People bring a variety of expectations to their first class, Felton said, depending on goals and whatever they’ve been exposed to about Tai Chi. “At the simplest level, daily Tai Chi practice can noticeably benefit ease of movement, flexibility and balance. It can also reduce stress and anxiety, and enhance immune system and cardiovascular function.”
Those who have benefited from Tai Chi have called it meditation in motion, swimming in air, and acupuncture from the inside out. “The practice dates back more than 5,000 years,” Felton said, “but it’s a great tool for surviving and thriving in the 21st Century.”
Glass Art at the Artisan Depot
Those who’ve been fascinated by the glass studio at the McGuffey Art Center can see works by the artist closer to home at The Crozet Artisan Depot in September. Vee Osvalds is the guest artist, and his work will remain there throughout the month. Osvalds’ show, “Stained Glass in the Dalle-de-Verre Technique,” features pieces assembled from one-inch-thick slabs of glass, called “Dalles” that are broken or sawn into shapes for designs. The edges of the glass are faceted so that light will be refracted through them, then placed in a mold and finished with resin. When the resin hardens the finished piece can be held up to the light.

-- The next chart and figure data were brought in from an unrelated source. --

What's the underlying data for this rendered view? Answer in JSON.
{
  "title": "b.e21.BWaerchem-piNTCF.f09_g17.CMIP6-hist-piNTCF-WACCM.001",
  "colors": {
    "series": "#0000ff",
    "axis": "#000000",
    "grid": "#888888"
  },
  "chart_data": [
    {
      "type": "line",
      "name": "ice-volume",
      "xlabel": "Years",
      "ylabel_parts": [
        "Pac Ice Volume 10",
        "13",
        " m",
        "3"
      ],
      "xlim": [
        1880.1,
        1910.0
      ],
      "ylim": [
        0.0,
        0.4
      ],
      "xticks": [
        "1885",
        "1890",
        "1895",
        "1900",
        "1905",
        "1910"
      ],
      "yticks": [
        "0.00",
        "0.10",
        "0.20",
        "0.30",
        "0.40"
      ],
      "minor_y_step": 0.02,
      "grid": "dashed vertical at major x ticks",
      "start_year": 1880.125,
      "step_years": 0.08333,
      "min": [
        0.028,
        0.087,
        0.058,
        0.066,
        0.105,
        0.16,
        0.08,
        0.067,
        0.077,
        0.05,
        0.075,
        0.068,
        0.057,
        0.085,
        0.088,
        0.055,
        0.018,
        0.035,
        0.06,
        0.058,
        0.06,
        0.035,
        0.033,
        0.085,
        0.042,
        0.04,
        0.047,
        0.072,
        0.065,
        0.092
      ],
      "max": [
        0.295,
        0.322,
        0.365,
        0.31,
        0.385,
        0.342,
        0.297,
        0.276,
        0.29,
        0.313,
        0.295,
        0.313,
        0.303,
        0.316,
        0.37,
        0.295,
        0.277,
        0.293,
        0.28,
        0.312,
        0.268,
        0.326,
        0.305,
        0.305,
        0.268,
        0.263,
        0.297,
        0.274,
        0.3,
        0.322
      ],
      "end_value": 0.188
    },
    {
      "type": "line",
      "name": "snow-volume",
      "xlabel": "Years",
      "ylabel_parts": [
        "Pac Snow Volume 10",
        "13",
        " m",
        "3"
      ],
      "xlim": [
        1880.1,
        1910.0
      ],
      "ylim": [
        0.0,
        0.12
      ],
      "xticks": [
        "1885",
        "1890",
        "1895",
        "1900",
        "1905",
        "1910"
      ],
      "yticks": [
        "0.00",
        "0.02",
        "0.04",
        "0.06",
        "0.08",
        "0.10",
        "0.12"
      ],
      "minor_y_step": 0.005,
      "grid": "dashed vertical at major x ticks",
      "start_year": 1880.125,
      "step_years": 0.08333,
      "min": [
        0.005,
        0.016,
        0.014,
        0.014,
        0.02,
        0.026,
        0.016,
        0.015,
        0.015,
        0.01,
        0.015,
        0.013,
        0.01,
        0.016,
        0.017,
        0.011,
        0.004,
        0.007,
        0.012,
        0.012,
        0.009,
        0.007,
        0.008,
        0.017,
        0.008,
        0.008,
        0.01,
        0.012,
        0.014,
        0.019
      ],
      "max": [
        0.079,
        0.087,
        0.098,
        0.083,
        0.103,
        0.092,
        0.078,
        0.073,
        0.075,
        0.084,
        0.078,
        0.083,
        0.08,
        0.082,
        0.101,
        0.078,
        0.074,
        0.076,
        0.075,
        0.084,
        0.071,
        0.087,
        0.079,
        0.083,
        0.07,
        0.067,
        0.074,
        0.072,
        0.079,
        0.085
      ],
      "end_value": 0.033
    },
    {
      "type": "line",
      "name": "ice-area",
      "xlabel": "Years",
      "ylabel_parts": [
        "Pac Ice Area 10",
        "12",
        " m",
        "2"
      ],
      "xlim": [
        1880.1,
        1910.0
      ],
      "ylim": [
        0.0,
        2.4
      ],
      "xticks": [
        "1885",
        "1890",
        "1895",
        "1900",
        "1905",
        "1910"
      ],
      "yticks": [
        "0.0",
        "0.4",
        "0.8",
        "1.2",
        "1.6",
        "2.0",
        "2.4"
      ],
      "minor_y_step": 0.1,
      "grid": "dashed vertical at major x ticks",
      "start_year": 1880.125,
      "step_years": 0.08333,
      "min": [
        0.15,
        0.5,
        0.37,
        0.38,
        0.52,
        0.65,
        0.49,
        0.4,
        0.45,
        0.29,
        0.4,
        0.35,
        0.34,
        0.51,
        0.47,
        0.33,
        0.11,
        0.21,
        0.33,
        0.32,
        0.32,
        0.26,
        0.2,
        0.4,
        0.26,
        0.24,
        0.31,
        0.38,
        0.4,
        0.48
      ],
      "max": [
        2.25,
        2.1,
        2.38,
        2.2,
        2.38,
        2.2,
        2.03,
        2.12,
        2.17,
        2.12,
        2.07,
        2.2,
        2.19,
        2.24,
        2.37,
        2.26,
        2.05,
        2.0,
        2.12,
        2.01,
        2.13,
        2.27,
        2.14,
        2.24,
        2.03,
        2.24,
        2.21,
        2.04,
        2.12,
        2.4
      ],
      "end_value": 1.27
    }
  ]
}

The one-inch glass used in this technique is much thicker than standard glass, so the resulting colors are much richer and deeper when placed in strong sunlight.
Osvalds became interested in stained glass while living in Europe in 1972, where visits to many of the great cathedrals inspired an interest in art glass. After years of training, Osvalds opened his own studio at the McGuffey Art Center in 1980.
The Brownsville Market is under new management. Ali Lutus, who bought the popular business from Chris Suh a few months ago, has kept the regular employees and the sought-after fried chicken and sides.
“Eat Heal Glo,” a plant-based restaurant and health center, will not be opening up in the former Trey’s Restaurant as previously planned, said business owner Nancy Bond. She’s looking for a place to operate her health-centered catering business. Landlord Mark Green, who owns the property, said there’s no news to release yet about another business coming there or to the former Crozet Tack and Saddle.
The Crozet Grow Shop has opened adjacent to the Skyline Apothecary on Route 250, with products for the home gardener and grower.